O trem disparava agora em enorme campo aberto, cujo verde perdia-se de vista. O panorama, composto de árvores espaçadas, de grossos Em troncos, baixos e carregadas de rica inflorescência vermelha e branca, marcava o auge da primavera. Como havia chovido, o brilho das flores era intenso e o gramado via-se repleto das pétalas que escaparam dos galhos com a leve ventania das primeiras horas daquela manhã. Muitos passageiros ainda cochilavam em suas poltronas inclinadas para trás. Alguns limpavam o vidro de suas janelas embaciadas para apreciarem com mais detalhes a encantadora vista. Mesmo em grande velocidade era possível distinguir um esquilo correndo entre uma árvore e outra, como o voo rasante de um corvo ou, bem longe, um ajuntamento de abutres em festa ao devorar a refeição decomposta. O ritmo constante e veloz da imensa locomotiva que conduzia, atrás do seu prateado em destaque, o interminável comboio de carros convidava ao relaxamento e à meditação. Cortinas cerradas ocultavam a intimidade de cabines leito onde se ainda dormia ou procurava-se a solidão a dois, alheia a toda e qualquer distração.
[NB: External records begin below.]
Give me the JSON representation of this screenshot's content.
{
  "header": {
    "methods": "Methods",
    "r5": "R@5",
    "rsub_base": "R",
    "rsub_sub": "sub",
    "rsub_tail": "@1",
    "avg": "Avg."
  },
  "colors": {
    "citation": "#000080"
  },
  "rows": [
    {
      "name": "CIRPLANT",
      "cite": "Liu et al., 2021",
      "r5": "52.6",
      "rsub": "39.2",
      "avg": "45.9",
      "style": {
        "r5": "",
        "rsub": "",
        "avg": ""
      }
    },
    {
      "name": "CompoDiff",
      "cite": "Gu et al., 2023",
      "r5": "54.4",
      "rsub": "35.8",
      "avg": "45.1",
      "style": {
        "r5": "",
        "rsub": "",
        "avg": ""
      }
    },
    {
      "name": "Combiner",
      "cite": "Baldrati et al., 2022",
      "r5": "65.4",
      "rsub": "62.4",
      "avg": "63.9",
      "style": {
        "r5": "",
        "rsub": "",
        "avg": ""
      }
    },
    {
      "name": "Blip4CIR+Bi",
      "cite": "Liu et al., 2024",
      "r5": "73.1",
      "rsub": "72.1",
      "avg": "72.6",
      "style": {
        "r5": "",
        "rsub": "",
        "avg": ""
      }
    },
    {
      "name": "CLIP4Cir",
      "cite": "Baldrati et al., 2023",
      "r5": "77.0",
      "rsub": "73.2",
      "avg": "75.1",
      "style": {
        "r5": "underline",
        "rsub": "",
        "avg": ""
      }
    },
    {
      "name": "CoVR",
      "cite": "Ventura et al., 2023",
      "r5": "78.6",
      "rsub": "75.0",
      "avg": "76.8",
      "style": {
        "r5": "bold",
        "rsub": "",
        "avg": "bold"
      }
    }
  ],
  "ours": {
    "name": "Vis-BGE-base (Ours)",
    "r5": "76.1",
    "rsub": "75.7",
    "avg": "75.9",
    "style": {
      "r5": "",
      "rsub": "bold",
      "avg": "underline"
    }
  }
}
Fez-se o possível para que fosse mantido sigilo sobre a notícia a fim de se evitar um alarme. A situação exigia cautela, ação rápida e precisa. Chega da central, via rádio, novo comunicado atualizando as informações. Confirma-se o embarque de indivíduos suspeitos que teriam em seu poder o provável explosivo. A intenção dos criminosos era deixar o artefato em um dos vagões e desembarcar na estação seguinte antes que se desse a explosão. Autoridades policiais já haviam sido comunicadas e um grupo de agentes já se encontrava em alerta para a inspeção de todos que ali deixassem a composição.
- Vou fazer uma varredura em todos os carros – disse o inspetor, recolocando no bolso o aparelho de rádio.
- Sim, faça isto – respondeu o maquinista sem tirar os olhos dos trilhos. Contornavam neste momento as faldas de uma montanha e tinham a visão dificultada por um nevoeiro denso e crescente.
O trem ganha elevação. Iniciaria, a partir dali, um longo caminho tortuoso entre colinas e vales. O ar, embora pesado e escurecido, não impedia, em determinadas curvas, um vislumbre da paisagem. Havia momentos de total surpresa e curiosidade, quando, em curvas fechadíssimas, frente e traseira da composição punham-se num mesmo nível, por pouco não se tocando e fazendo olhares de uma e outra extremidade se cruzarem, cheios de simpatia. Vez por outra, abriam-se, entre as camadas de névoa, espaços suficientes para se apreciar a torrente de um rio longínquo ou lagos azuis que se formam nas reentrâncias desses fenômenos geográficos.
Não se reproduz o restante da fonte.